Pre-set lenses were a innovation back in the day that allowed you to view and focus your subject with a wide-open aperture. Once focused, you merely slide your aperture lever (the black one) gently back to where it bumps into the preset lever (the silver one on the lens). On my camera, I managed to break the preset lever on the 5.5mm Switar but that had no impact on the ability to use the lens. I merely lost that function. The pre-set silver lever does not actually affect the operation of the lens in any way. Just goes to show that these cameras are quite rugged even if you accidently jam then into your camera bag on hectic travels as I am apt to do.
In use, the lenses are best used with no filters of any kind. Utilize the variable shutter to reduce the light hitting the film on bright sunny days. You will also get sharper images as a result. The 12.5mm is a bit tight when used in normal conditions. I would have preferred a 9mm lens of some sort if there is such a thing. The 5.5mm lens is quite generous in its angle. The 36mm is best used with some type of support. My dream lens for this camera is the Vario-Switar that was available at one time. If you have one, I am interested! Send me an email.
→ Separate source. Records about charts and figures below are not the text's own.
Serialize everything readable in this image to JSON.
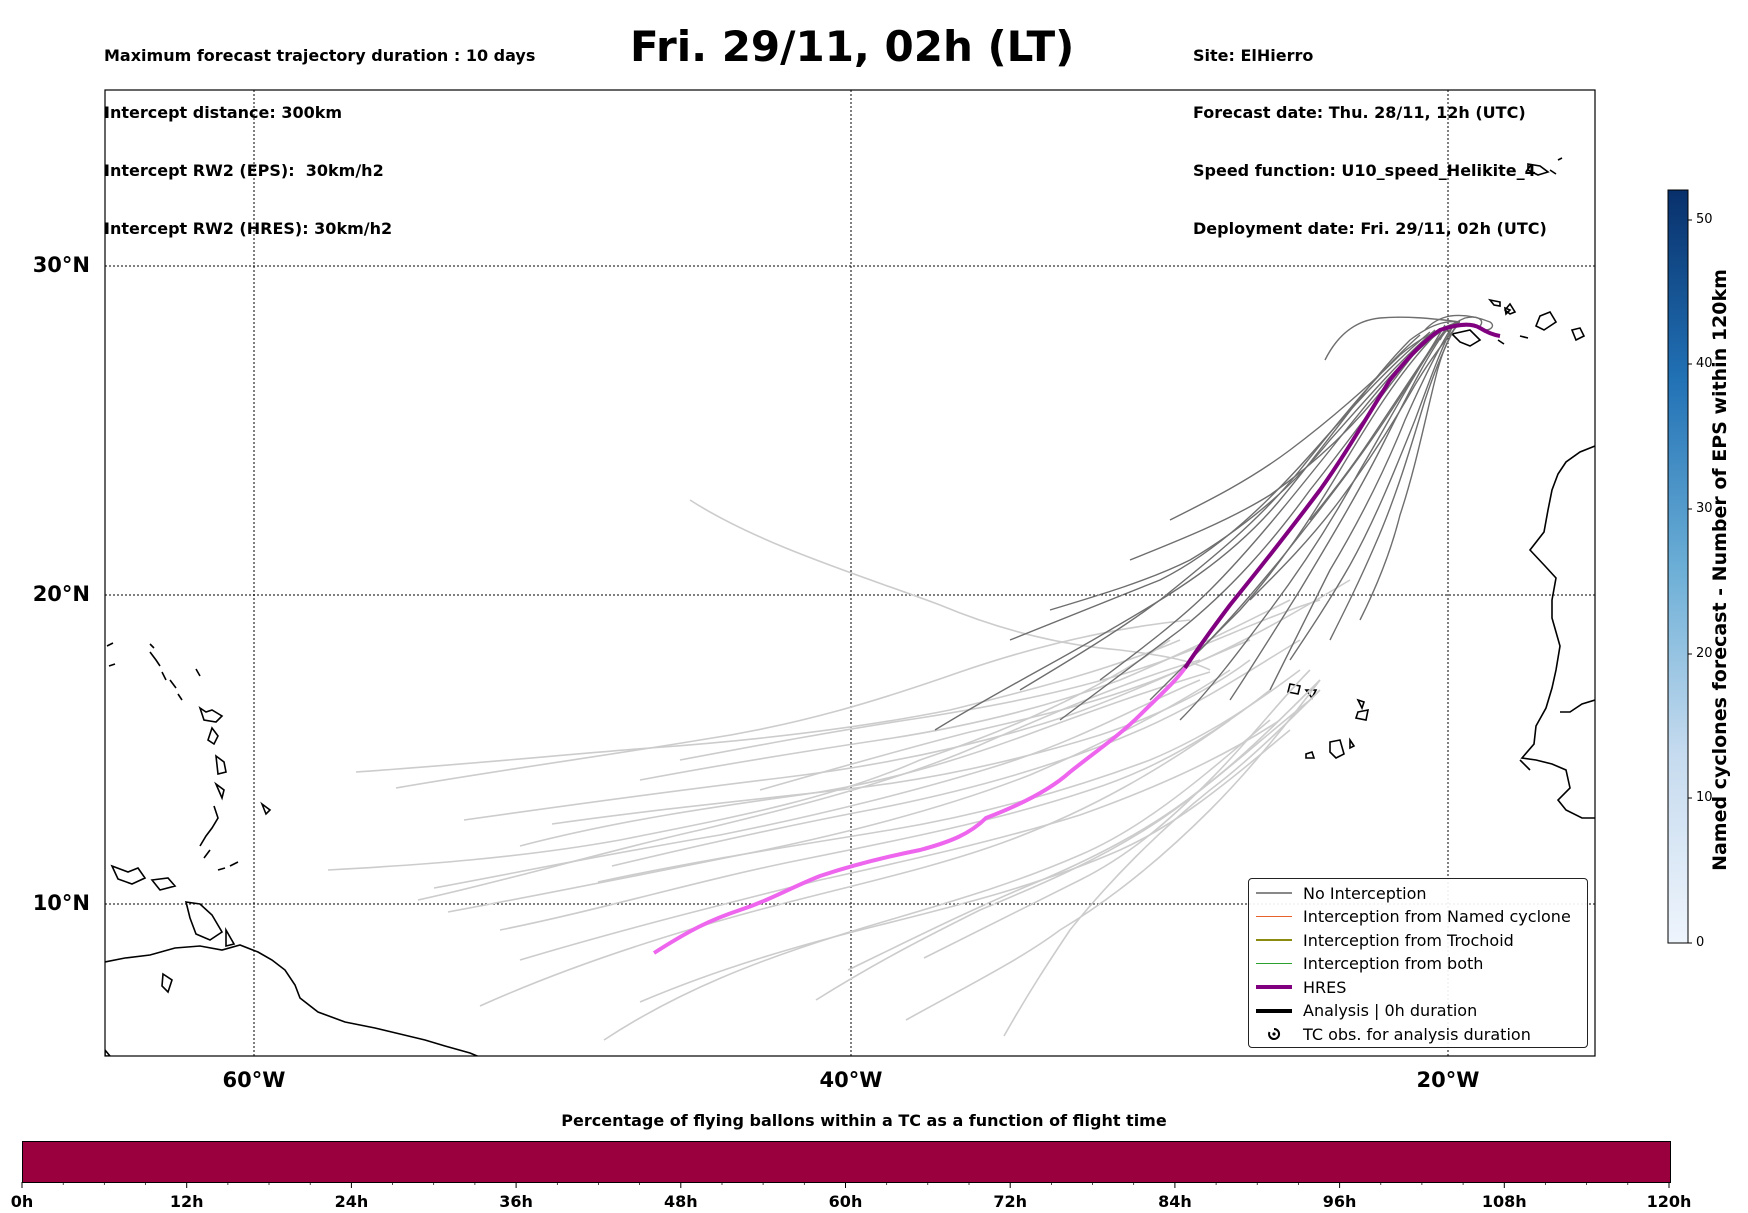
{
  "header": {
    "left_lines": [
      "Maximum forecast trajectory duration : 10 days",
      "Intercept distance: 300km",
      "Intercept RW2 (EPS):  30km/h2",
      "Intercept RW2 (HRES): 30km/h2"
    ],
    "title": "Fri. 29/11, 02h (LT)",
    "right_lines": [
      "Site: ElHierro",
      "Forecast date: Thu. 28/11, 12h (UTC)",
      "Speed function: U10_speed_Helikite_4",
      "Deployment date: Fri. 29/11, 02h (UTC)"
    ]
  },
  "map": {
    "lat_labels": [
      "30°N",
      "20°N",
      "10°N"
    ],
    "lon_labels": [
      "60°W",
      "40°W",
      "20°W"
    ],
    "colors": {
      "no_interception": "#888888",
      "named_cyclone": "#e8602c",
      "trochoid": "#8b8b10",
      "both": "#2ca02c",
      "hres": "#800080",
      "hres_late": "#ee66ee",
      "analysis": "#000000",
      "light_track": "#cccccc",
      "dark_track": "#6e6e6e"
    }
  },
  "legend": {
    "items": [
      {
        "label": "No Interception",
        "color": "#888888",
        "kind": "thin"
      },
      {
        "label": "Interception from Named cyclone",
        "color": "#e8602c",
        "kind": "thin"
      },
      {
        "label": "Interception from Trochoid",
        "color": "#8b8b10",
        "kind": "thin"
      },
      {
        "label": "Interception from both",
        "color": "#2ca02c",
        "kind": "thin"
      },
      {
        "label": "HRES",
        "color": "#800080",
        "kind": "thick"
      },
      {
        "label": "Analysis | 0h duration",
        "color": "#000000",
        "kind": "thick"
      },
      {
        "label": "TC obs. for analysis duration",
        "color": "#000000",
        "kind": "symbol",
        "icon": "cyclone-icon"
      }
    ]
  },
  "colorbar": {
    "title": "Named cyclones forecast - Number of EPS within 120km",
    "ticks": [
      "0",
      "10",
      "20",
      "30",
      "40",
      "50"
    ],
    "range": [
      0,
      52
    ],
    "colors": [
      "#e8f1fb",
      "#08306b"
    ]
  },
  "timebar": {
    "title": "Percentage of flying ballons within a TC as a function of flight time",
    "ticks": [
      "0h",
      "12h",
      "24h",
      "36h",
      "48h",
      "60h",
      "72h",
      "84h",
      "96h",
      "108h",
      "120h"
    ],
    "fill_color": "#99003d"
  }
}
To sum up, this camera has been my regular user for the past two years. Yes, I am giving up some resolution compared to that offered by super 8. However, since Ektachrome 100D is currently readily available in the regular 8mm format, it's a winner, hands down. I will revisit Ektachrome 64T and super 8 but for now, my Bolex H8 Reflex camera is my preferred camera of choice for many occassions.